Multiple myeloma is more common in men (incidence in the US: 7.7/100 000 men and 4.9/100 000 women, respectively) and two-fold more common in blacks than in whites in the US . A retrospective data analysis,patients with multiple myelomas who underwent autologous stem cell transplantation (ASCT) (110 men, 81 women) found no differences between men and women in baseline characteristics or five-year overall survival rate .A population-based study in Medicare beneficiaries (1089 men, 1330 women) in the US found male sex to be a risk factor for death together with older age, more co-morbidities, anemia, and hypercalcemia . This is in concordance with an analysis of the EUROCARE database which includes European adults (15-99 years of age, in all 35 086) diagnosed with multiple myeloma between 1995 and 1999. Women were found to have a higher survival rate compared to men, particularly in age groups over the age of 55 years . In this study, age at diagnosis was the main determinant of women’s good outcome. In elderly women, however, the advantage was negligible, suggesting sex hormone patterns to have a role in the prognosis .
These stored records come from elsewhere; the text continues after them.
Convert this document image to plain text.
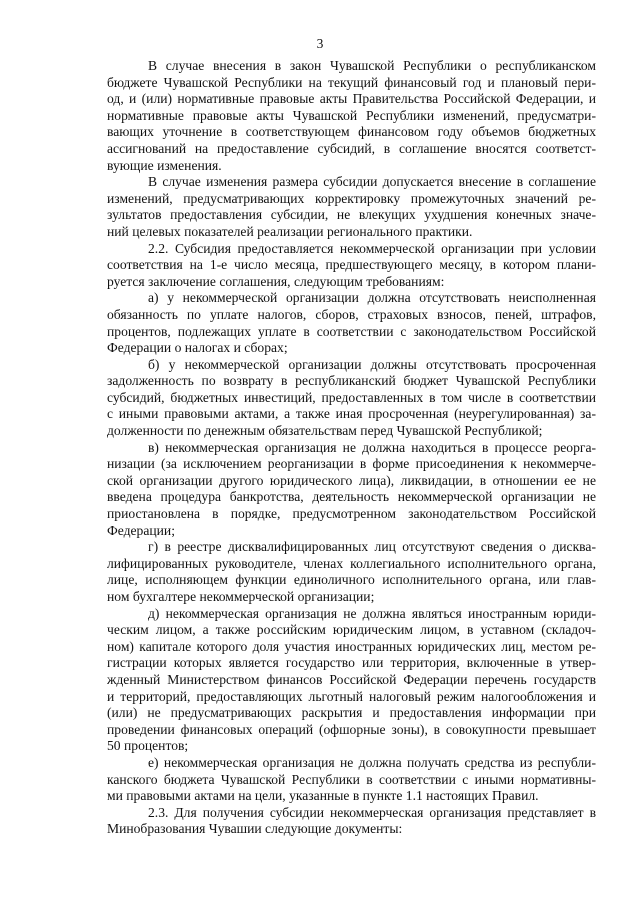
3
В случае внесения в закон Чувашской Республики о республиканском
бюджете Чувашской Республики на текущий финансовый год и плановый пери-
од, и (или) нормативные правовые акты Правительства Российской Федерации, и
нормативные правовые акты Чувашской Республики изменений, предусматри-
вающих уточнение в соответствующем финансовом году объемов бюджетных
ассигнований на предоставление субсидий, в соглашение вносятся соответст-
вующие изменения.
В случае изменения размера субсидии допускается внесение в соглашение
изменений, предусматривающих корректировку промежуточных значений ре-
зультатов предоставления субсидии, не влекущих ухудшения конечных значе-
ний целевых показателей реализации регионального практики.
2.2. Субсидия предоставляется некоммерческой организации при условии
соответствия на 1-е число месяца, предшествующего месяцу, в котором плани-
руется заключение соглашения, следующим требованиям:
а) у некоммерческой организации должна отсутствовать неисполненная
обязанность по уплате налогов, сборов, страховых взносов, пеней, штрафов,
процентов, подлежащих уплате в соответствии с законодательством Российской
Федерации о налогах и сборах;
б) у некоммерческой организации должны отсутствовать просроченная
задолженность по возврату в республиканский бюджет Чувашской Республики
субсидий, бюджетных инвестиций, предоставленных в том числе в соответствии
с иными правовыми актами, а также иная просроченная (неурегулированная) за-
долженности по денежным обязательствам перед Чувашской Республикой;
в) некоммерческая организация не должна находиться в процессе реорга-
низации (за исключением реорганизации в форме присоединения к некоммерче-
ской организации другого юридического лица), ликвидации, в отношении ее не
введена процедура банкротства, деятельность некоммерческой организации не
приостановлена в порядке, предусмотренном законодательством Российской
Федерации;
г) в реестре дисквалифицированных лиц отсутствуют сведения о дисква-
лифицированных руководителе, членах коллегиального исполнительного органа,
лице, исполняющем функции единоличного исполнительного органа, или глав-
ном бухгалтере некоммерческой организации;
д) некоммерческая организация не должна являться иностранным юриди-
ческим лицом, а также российским юридическим лицом, в уставном (складоч-
ном) капитале которого доля участия иностранных юридических лиц, местом ре-
гистрации которых является государство или территория, включенные в утвер-
жденный Министерством финансов Российской Федерации перечень государств
и территорий, предоставляющих льготный налоговый режим налогообложения и
(или) не предусматривающих раскрытия и предоставления информации при
проведении финансовых операций (офшорные зоны), в совокупности превышает
50 процентов;
е) некоммерческая организация не должна получать средства из республи-
канского бюджета Чувашской Республики в соответствии с иными нормативны-
ми правовыми актами на цели, указанные в пункте 1.1 настоящих Правил.
2.3. Для получения субсидии некоммерческая организация представляет в
Минобразования Чувашии следующие документы:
Patient’s sex has been shown to have no clinically meaningful effect on pharmacokinetics of daratumumab (in monotherapy or as combination therapy) provided a body weight-based regimen was used [5-7].
In a randomized controlled trial in patients with newly diagnosed multiple myeloma (327 men, 379 women) a beneficial effect of adding daratumumab to bortezomib, melphalan, and prednisone was found in both men and women .An exploratory analysis of data from two randomized studies in patients with relapsed/refractory multiple myeloma (GEN501 and NMY2002, in all 82 men, 69 women) found no difference between men and women in overall response rate .
An exploratory analysis of data from two randomized studies in patients with relapsed/refractory multiple myeloma (GEN501 and NMY2002, in all 82 men, 69 women) found no difference between men and women in overall grade 3 or higher (serious) adverse events or infection of any grade .
As daratumumab is transferred across the placenta and may theoretically cause myeloid- or lymphoid-cell depletion it is recommended that women of reproductive potential should use effective contraception during treatment and for 3 months after cessation of daratumumab treatment [2, 9]. Regarding teratogenic aspects please consult the Drugs and Birth Defects Database (in Swedish, Janusmed fosterpåverkan).